The Swiss Cycling federation has rescinded its nomination of current UCI president Pat McQuaid for the elections next month.
McQuaid had turned to the Swiss federation after Cycling Ireland pulled its nomination in response to a vote from its membership in an emergency general meeting. He was initially assured of backing from the Swiss, but that then ran in to trouble when some of it’s board members challenged the decision.
Now, to avoid any costly legal battles, the Swiss federation decided to simply pull it’s backing. “The director of Swiss Cycling committee returned to the decision of 13 May 2013 concerning the appointment of Pat McQuaid and decided yesterday to withdraw the appointment of Pat McQuaid for his re-election to the presidency of the UCI,” said the federation’s statement.

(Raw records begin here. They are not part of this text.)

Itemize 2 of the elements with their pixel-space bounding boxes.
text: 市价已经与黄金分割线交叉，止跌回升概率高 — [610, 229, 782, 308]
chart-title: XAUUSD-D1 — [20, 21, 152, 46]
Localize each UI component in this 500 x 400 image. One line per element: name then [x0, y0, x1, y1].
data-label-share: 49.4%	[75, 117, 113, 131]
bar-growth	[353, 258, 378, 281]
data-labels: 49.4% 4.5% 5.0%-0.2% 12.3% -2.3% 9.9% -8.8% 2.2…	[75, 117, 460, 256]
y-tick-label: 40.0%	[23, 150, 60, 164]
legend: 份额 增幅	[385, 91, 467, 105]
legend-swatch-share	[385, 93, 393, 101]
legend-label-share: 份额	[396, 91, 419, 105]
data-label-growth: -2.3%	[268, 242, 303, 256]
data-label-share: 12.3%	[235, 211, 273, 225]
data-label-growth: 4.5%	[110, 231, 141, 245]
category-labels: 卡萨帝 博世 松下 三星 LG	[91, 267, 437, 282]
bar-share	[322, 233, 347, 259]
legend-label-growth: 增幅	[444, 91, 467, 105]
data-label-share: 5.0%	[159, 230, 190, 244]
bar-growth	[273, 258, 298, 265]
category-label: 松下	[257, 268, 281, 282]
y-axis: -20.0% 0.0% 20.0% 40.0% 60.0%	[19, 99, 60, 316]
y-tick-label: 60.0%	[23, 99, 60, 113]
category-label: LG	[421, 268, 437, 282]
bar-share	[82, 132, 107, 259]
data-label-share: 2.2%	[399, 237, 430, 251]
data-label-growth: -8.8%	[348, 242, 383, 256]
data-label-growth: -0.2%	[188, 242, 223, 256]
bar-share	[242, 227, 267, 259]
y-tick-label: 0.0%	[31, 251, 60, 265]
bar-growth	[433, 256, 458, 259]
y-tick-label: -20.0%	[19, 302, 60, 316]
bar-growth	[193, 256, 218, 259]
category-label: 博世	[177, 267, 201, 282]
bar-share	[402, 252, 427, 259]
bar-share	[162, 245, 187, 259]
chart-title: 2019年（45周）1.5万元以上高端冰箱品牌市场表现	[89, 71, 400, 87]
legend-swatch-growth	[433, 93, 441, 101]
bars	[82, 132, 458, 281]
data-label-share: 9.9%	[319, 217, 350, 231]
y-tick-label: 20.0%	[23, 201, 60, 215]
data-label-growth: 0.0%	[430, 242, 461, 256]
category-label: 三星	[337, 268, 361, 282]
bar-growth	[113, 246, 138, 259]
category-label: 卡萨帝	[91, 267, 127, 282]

Embarrassingly for McQuaid he told the cyclingnews website last night that the Swiss federation was still backing him, seemingly unaware of what was happening.
This now leaves McQuaid’s nomination in the hands of the Moroccan and Thai federations. The two nominated him after the UCI backdated a change to it’s own constitution – without putting it to the management committee – to allow any federation to nominate a presidential candidate.
Further legal battles are set to decide whether or not these dubious nominations will stand.
Brian Cookson, who is standing against McQuaid in the presidential elections due to take place in Florence at the world championships, said in a statement this morning; “This latest development is of real significance to the Presidential election process. It leaves Mr McQuaid in a very difficult position, particularly when viewed alongside his failure to receive a nomination from his own national federation as required under the constitution of the UCI.”
“It also places further question marks against his other ‘nominations’ whose validity is in serious doubt and remain a matter of genuine concern to many in the cycling world.”
“No attempts at manipulation and legal bluster can take away the doubts and questions.”
“The important principle in any democracy is that you must respect the rules as they are, not how you’d like them to be. My hope remains that we have a democratic process based on the rules of the race when it started rather than those made up half way through.”
Should the nominations of the Moroccan and Thai federations be successfully challenged, Cookson will be elected president without it going to the vote.